All the same… We inevitably feel a certain coldness that is entirely clinical, entirely medical, sitting in this room. It’s inevitable. We are not at the hotel. Receiving chemotherapy or immunotherapy treatments is not a visit to the hairdresser. When we are entitled to it, we know what we are fighting, but not always the outcome that awaits us. Each case is different. Each patient handles the situation in their own way. But let’s say we’d rather be somewhere else, if our health allowed it.
Last Wednesday, at the beginning of the afternoon, sitting reading my newspaper to pass the time, I suddenly heard a very pretty, very soft and very pleasant melody, played on the guitar with great talent. It was the kind of melody you would listen to in the evening, comfortably lying down, to relax. At first I thought it was a recording, but surprisingly clear. It was rather a man of a certain age, as we often say, who had brought his guitar.
The coldness of the room has disappeared. The place filled with a human warmth that I cannot describe in words. I am sorry. I don’t know what the other patients felt. But this sweet melody, played with such finesse, comforted me and made me more serene. Especially since it was so unexpected in such a place. That a patient takes the trouble to bring his guitar to cheer up his peers, who would have thought! I thanked the talented musician.
Except that it was nothing. Late in the afternoon, walking through the empty waiting room, I noticed the guitar case lying on an armchair. Turning around, I saw this great gentleman again, this second-hand guitarist. Here he explains to me that he is not a patient, thank God for him, but a volunteer who accompanies a patient. To make up for the long hours of waiting, he simply brings his guitar.
This gentleman, whose name I did not have the presence of mind to ask, devotes several days a week to transporting and accompanying patients on a voluntary basis, and not only to the CHUM. At the same time, it offers, in all sobriety and delicacy, a sweet melody to waiting patients. He was, I think, surprised that I took the trouble to thank him, to inform me about him. He expected nothing from anyone, not the slightest recognition: only the end of the treatments of the patient he was accompanying.

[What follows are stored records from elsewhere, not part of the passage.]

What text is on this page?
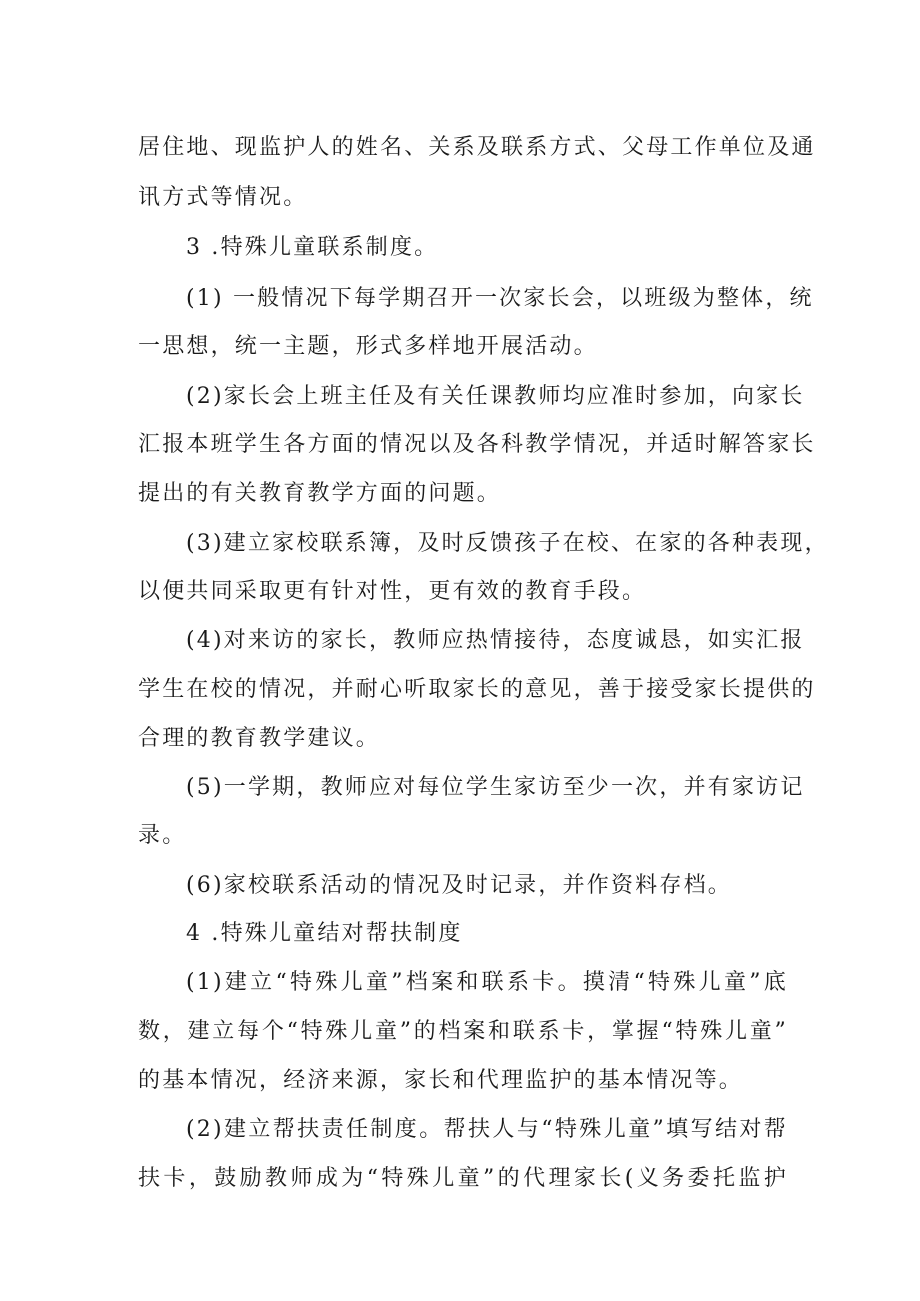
居住地、现监护人的姓名、关系及联系方式、父母工作单位及通
讯方式等情况。
3 .特殊儿童联系制度。
(1) 一般情况下每学期召开一次家长会，以班级为整体，统
一思想，统一主题，形式多样地开展活动。
(2)家长会上班主任及有关任课教师均应准时参加，向家长
汇报本班学生各方面的情况以及各科教学情况，并适时解答家长
提出的有关教育教学方面的问题。
(3)建立家校联系簿，及时反馈孩子在校、在家的各种表现，
以便共同采取更有针对性，更有效的教育手段。
(4)对来访的家长，教师应热情接待，态度诚恳，如实汇报
学生在校的情况，并耐心听取家长的意见，善于接受家长提供的
合理的教育教学建议。
(5)一学期，教师应对每位学生家访至少一次，并有家访记
录。
(6)家校联系活动的情况及时记录，并作资料存档。
4 .特殊儿童结对帮扶制度
(1)建立“特殊儿童”档案和联系卡。摸清“特殊儿童”底
数，建立每个“特殊儿童”的档案和联系卡，掌握“特殊儿童”
的基本情况，经济来源，家长和代理监护的基本情况等。
(2)建立帮扶责任制度。帮扶人与“特殊儿童”填写结对帮
扶卡，鼓励教师成为“特殊儿童”的代理家长(义务委托监护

At the dawn of the Holidays, it is with pleasure that I share this moment of human sweetness, all musical, to underline the work of the volunteers, particularly those who devote themselves to it regularly, whole days, of year. At the CHUM, many volunteers, women and men, in their 60s and over, offer various services and little attentions. Sometimes to show the right way, sometimes to help with the use of check-in terminals, sometimes to offer a coffee or an apple juice.
Even if you’re not thirsty, when you’re alone waiting for your treatment, being offered a drink, with a smile on your face, feels good. Hearing a sweet melody, at the right time, is happiness. And when these volunteers are seniors, whose only compensation is the satisfaction of helping, then these small gestures make us very grateful.